Selon les chiffres de l’Organisation internationale des migrations (OIM), plus de 67 000 personnes sont mortes ou disparues sur les routes migratoires entre 2014 et septembre 2024. Un chiffre en constante augmentation : 2023 a été l’année la plus meurtrière avec 8 606 personnes migrantes mortes ou disparues. 

© OIM, Projet migrants disparus, septembre 2024 (chiffres pour 2024 de janvier à août)

Depuis plusieurs années, la mer Méditerranée est la frontière la plus meurtrière au monde. Entre 2014 et 2024, plus de 30 000 personnes y sont décédées ou disparues lors d’une traversée vers l’Europe. L’OIM y dénombrait 3 155 migrantes et migrants morts en 2023. Le nombre de décès sur les routes migratoires est aussi en augmentation à d’autres frontières européennes.

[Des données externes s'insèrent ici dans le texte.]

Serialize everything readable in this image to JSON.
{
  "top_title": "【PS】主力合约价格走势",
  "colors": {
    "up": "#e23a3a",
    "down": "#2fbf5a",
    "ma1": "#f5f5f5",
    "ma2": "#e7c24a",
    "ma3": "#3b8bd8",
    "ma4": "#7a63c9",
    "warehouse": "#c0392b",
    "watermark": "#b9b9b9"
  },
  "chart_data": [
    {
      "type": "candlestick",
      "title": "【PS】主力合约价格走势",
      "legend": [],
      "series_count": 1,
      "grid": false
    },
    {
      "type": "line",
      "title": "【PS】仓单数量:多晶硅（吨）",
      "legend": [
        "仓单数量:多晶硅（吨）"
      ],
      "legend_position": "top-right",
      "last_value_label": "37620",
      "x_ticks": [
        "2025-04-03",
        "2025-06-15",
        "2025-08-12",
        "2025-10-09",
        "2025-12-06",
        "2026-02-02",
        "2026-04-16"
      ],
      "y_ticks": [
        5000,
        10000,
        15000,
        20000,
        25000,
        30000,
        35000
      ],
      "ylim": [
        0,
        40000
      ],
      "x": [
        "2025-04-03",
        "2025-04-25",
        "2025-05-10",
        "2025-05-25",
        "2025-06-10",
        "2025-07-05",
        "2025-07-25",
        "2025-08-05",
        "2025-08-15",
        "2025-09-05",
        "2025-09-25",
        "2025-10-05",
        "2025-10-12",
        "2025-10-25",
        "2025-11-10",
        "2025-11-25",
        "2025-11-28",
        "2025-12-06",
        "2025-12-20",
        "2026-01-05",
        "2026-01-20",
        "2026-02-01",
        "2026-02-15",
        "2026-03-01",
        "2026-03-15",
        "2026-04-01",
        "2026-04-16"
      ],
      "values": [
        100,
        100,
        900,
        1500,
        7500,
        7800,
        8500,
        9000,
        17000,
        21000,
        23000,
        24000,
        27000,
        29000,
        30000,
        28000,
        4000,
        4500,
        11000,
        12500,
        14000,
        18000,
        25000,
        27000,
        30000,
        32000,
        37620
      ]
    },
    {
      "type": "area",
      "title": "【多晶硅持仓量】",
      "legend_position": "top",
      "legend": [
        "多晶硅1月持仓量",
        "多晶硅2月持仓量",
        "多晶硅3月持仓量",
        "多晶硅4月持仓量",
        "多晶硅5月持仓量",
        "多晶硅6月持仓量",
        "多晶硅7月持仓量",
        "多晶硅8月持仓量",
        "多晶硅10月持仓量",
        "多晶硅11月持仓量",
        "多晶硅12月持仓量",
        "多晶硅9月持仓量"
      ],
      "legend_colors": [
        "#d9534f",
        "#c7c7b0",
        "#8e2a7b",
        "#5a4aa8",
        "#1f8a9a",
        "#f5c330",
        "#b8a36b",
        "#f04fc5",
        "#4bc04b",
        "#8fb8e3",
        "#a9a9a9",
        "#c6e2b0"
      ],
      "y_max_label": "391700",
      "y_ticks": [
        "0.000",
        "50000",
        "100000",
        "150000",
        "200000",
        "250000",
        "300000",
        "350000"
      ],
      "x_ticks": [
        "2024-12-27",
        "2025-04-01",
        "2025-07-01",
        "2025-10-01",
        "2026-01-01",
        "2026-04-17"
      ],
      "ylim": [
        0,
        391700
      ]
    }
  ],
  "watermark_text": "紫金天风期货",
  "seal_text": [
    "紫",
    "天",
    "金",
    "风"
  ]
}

Les naufrages dans la Manche sont nombreux : 158 personnes ont perdu la vie à la frontière franco-britannique près de Calais en 2023. De même, depuis 2020, le nombre de décès sur la route des Canaries est alarmant. Entre les côtes des pays de départ (Sénégal, Mauritanie, Maroc, Gambie) et l’archipel espagnol, 959 décès ont été recensés par l’OIM en 2023, mais jusqu’à 7 006 par l’association espagnole Caminando Fronteras pour la même période. 

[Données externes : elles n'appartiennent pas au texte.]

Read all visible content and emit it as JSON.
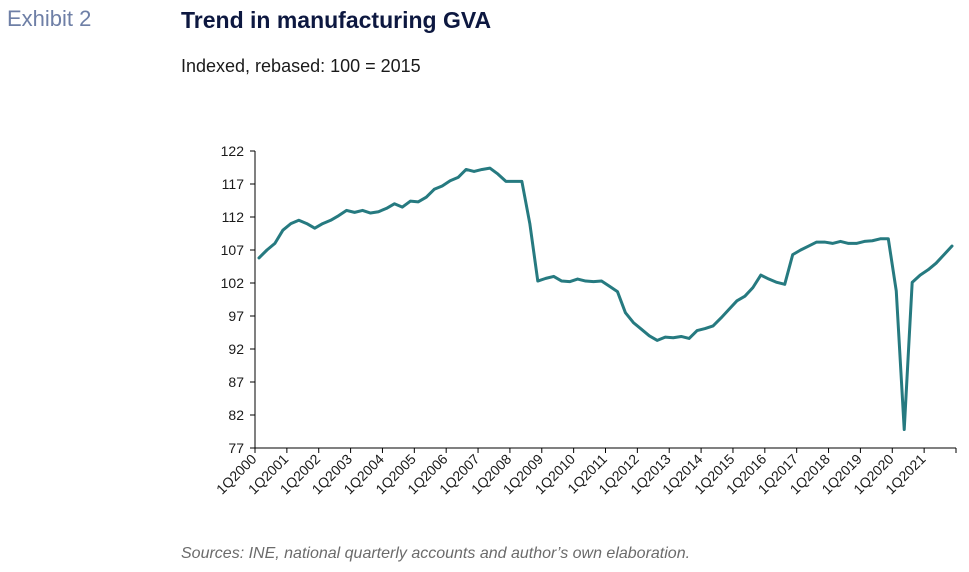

En effet, ces chiffres demeurent incertains, et ne reflètent qu’une partie de la réalité. Le nombre réel de décès sur les routes migratoires reste inconnu. La grande majorité des corps des personnes décédées en migration, lors d’un naufrage notamment, ne sont jamais retrouvés (70 à 80% selon le Haut-commissariat des Nations unies pour les réfugiés, plus de 90% dans l’Atlantique vers les Canaries, selon Caminando Fronteras). C’est dans ce cas que le terme de « personnes disparues » est employé. Dans le désert du Sahara, selon l’OIM, qui a recensé depuis 2014 6 302 décès ou disparitions, « de nombreux experts estiment que le nombre est bien plus élevé », et il est probable « que la mort de nombreuses personnes (…) ne soit pas pris en compte dans les données ».

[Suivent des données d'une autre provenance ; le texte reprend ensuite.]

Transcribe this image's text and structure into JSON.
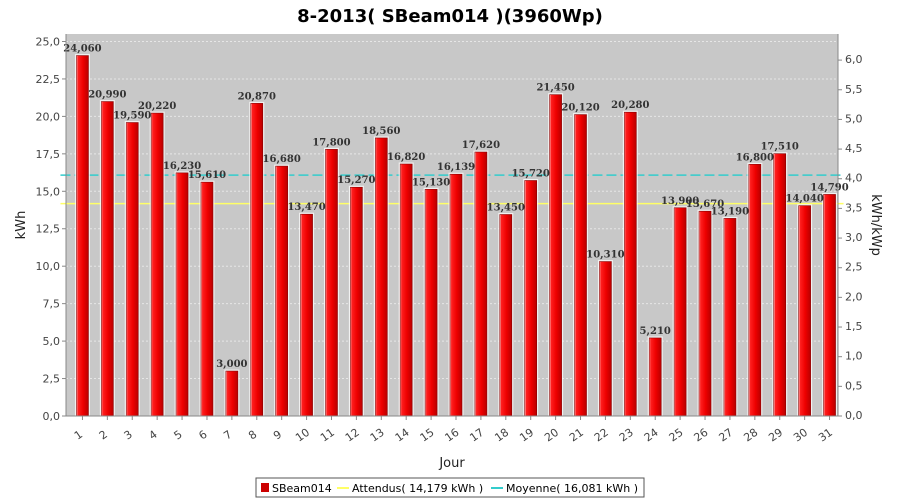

Pourquoi les personnes migrantes meurent et disparaissent sur les routes migratoires ? 

L’Europe est loin d’être la destination principale des personnes en migration dans le monde. Néanmoins, depuis des décennies, les politiques migratoires européennes n’ont cessé de se durcir. Les mesures des États européens prises pour empêcher les personnes migrantes d’arriver sur le continent européen, notamment la militarisation des frontières, l’externalisation contrôles migratoires et la criminalisation des migrations, obligent les personnes exilées à emprunter des itinéraires de plus en plus périlleux. En 2023, le Comité des Nations unies sur les disparitions forcées soulignait, dans son observation générale sur les disparitions forcées dans le cadre des migrations, que les « politiques rigides, sécuritaires et de plus en plus militarisées qu’adoptent les États en matière de migration et de gestion des frontières, (…) contribuent indirectement à la disparition de migrants, qui sont contraints de choisir des itinéraires de plus en plus dangereux, (…). Ce phénomène touche toutes les régions du monde, sans exception. » 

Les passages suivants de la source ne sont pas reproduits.